7. E’ da considerare al riguardo che la linea di separazione tra mutamento non consentito della domanda e modifica invece consentita, ai sensi dell’art. 420, comma 1°, cod. proc. civ., deve tracciarsi con riferimento al criterio della sussistenza (nella prima ipotesi) o della insussistenza (nella seconda) di un concreto pregiudizio per il diritto di difesa della controparte, che non deve essere posta di fronte ad una controversia del tutto difforme da quella originariamente prospettata: ciò che si realizza – come più volte precisato da questa Corte – in presenza di un petitum diverso e più ampio oppure di una causa petendi basata su fatti costitutivi del diritto radicalmente differenti da quelli delineati nell’atto introduttivo della lite, così da provocare un effetto di sorpresa e disorientamento e da determinare una sopravvenuta carenza o inidoneità degli strumenti di resistenza già apprestati, alterando di conseguenza il regolare ed equilibrato corso del processo.
8. Tale alterazione deve conseguentemente escludersi ove la modifica dei termini della controversia venga a dipendere dalle allegazioni in fatto contenute nella memoria di costituzione avversaria (e, pertanto, da fatti di cui la controparte in tal modo dimostri di avere già conoscenza), non attuandosi in questo caso alcuna pregiudizievole estensione del thema probandum e rimanendo pienamente integra la parità delle parti nel processo.
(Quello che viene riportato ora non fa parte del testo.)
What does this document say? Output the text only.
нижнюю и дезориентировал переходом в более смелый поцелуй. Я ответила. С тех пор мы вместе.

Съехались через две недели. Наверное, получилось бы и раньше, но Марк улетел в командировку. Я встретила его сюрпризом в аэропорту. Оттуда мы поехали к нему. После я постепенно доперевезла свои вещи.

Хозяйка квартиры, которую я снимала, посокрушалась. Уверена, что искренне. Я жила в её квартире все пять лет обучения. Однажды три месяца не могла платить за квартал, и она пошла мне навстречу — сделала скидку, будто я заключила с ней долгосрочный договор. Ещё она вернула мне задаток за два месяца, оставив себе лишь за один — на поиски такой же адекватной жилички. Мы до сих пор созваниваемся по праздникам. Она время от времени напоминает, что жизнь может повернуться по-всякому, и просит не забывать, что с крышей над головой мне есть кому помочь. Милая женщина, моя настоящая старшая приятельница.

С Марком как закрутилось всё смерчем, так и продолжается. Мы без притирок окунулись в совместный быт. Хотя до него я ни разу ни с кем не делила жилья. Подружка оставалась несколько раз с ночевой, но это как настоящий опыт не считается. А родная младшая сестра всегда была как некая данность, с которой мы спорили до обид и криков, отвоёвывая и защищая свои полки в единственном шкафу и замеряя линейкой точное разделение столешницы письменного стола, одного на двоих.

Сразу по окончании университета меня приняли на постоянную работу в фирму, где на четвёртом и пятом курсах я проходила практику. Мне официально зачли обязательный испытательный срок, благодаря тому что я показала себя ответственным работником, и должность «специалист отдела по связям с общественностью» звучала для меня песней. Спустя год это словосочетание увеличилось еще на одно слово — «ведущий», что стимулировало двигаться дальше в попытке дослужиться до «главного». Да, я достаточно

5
9. Gli altri motivi di ricorso sono assorbiti.
10. Consegue dall’accoglimento del primo motivo che l’impugnata sentenza n. 330/2015 della Corte di appello di Firenze deve essere cassata e la causa rinviata, anche per le spese del presente giudizio, alla medesima Corte in diversa composizione, la quale, nel procedere a nuovo esame della fattispecie, avrà cura di attenersi al principio di diritto sopra richiamato.
P.Q.M.
Accoglie il primo motivo di ricorso, assorbiti gli altri; cassa la sentenza impugnata in relazione al motivo accolto e rinvia, anche per le spese, alla Corte di appello di Firenze in diversa composizione.